Ingredients
The following ingredients have 10 Servings
- 8 cups shaved Brussels sprouts
- 1 small red onion (diced)
- 4-5 slices bacon (cooked)
- 1/2 cup raw sunflower seeds
- 1 cup raisins
- 1/3 cup low fat mayonnaise
- 1/2 cup fat free plain Greek yogurt
- 1 tsp Dijon mustard
- 2 tbsp honey
- 2 tbsp red wine vinegar
- 4 slices bacon (finely chopped)
- a pinch each of salt and black pepper
Instruction
- Make the dressing first by combining all the ingredients in a medium bowl and whisking them together well until they're combined. Let the dressing sit in an airtight container in the fridge for at least 2 hours before using. It's a good idea to make the dressing the night before and let it sit in the fridge overnight to let the dressing absorb the bacon flavour.

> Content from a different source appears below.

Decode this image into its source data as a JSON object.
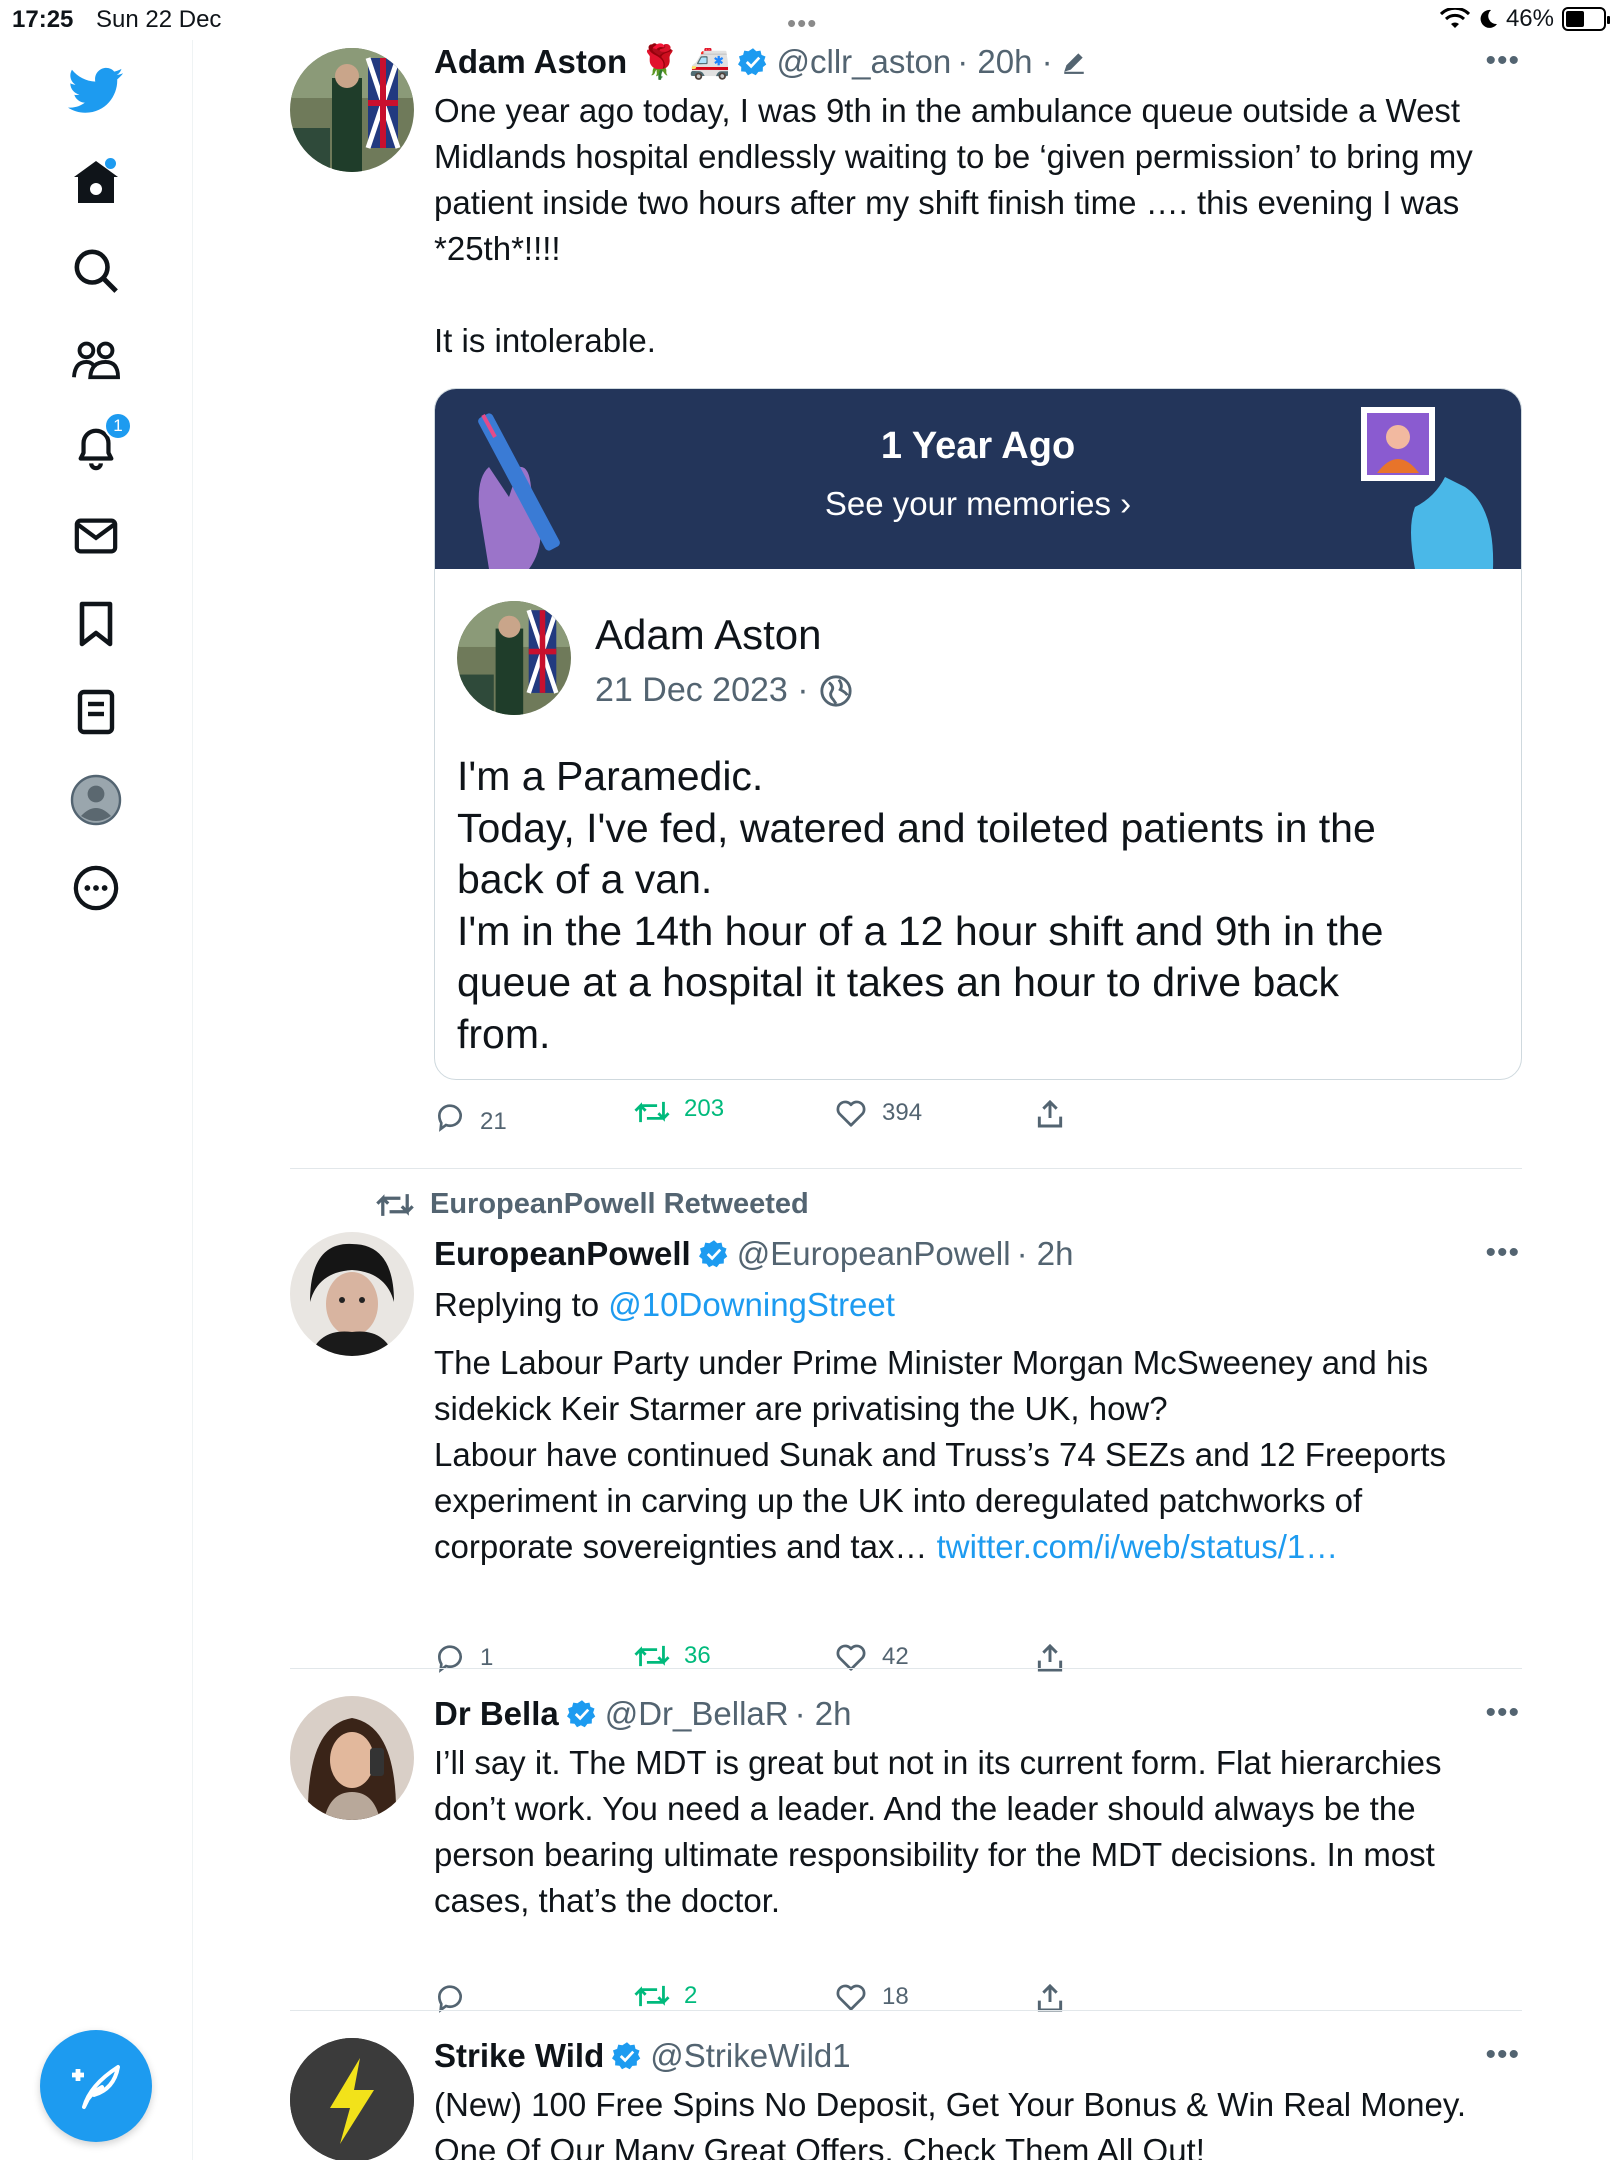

- When you're ready to assemble your salad, add the shredded Brussels sprouts and the diced red onion to a large bowl. If you're lucky enough to be able to find your Brussels sprouts at the grocery store pre-shredded, that's great. If not, running them through the food processor fitted with the slicer attachment or shredding them using a mandoline will do the trick too. Just be sure to wash them (and dry them) first, and cut off the stem ends before shredding.
- Add the dressing to the Brussels sprouts and the diced onion and toss thoroughly. Add the raisins and the sunflower seeds and toss again until they're evenly distributed throughout. Crumble 4-5 strips of bacon over the top of the salad, give it another toss, and then cover the bowl with some plastic wrap and refrigerate for about 20 minutes before serving. This will help the shredded Brussels sprouts absorb some of the moisture from the dressing and it will intensify the flavour.
- Once the salad has rested in the fridge for about 20 minutes, it's ready to serve!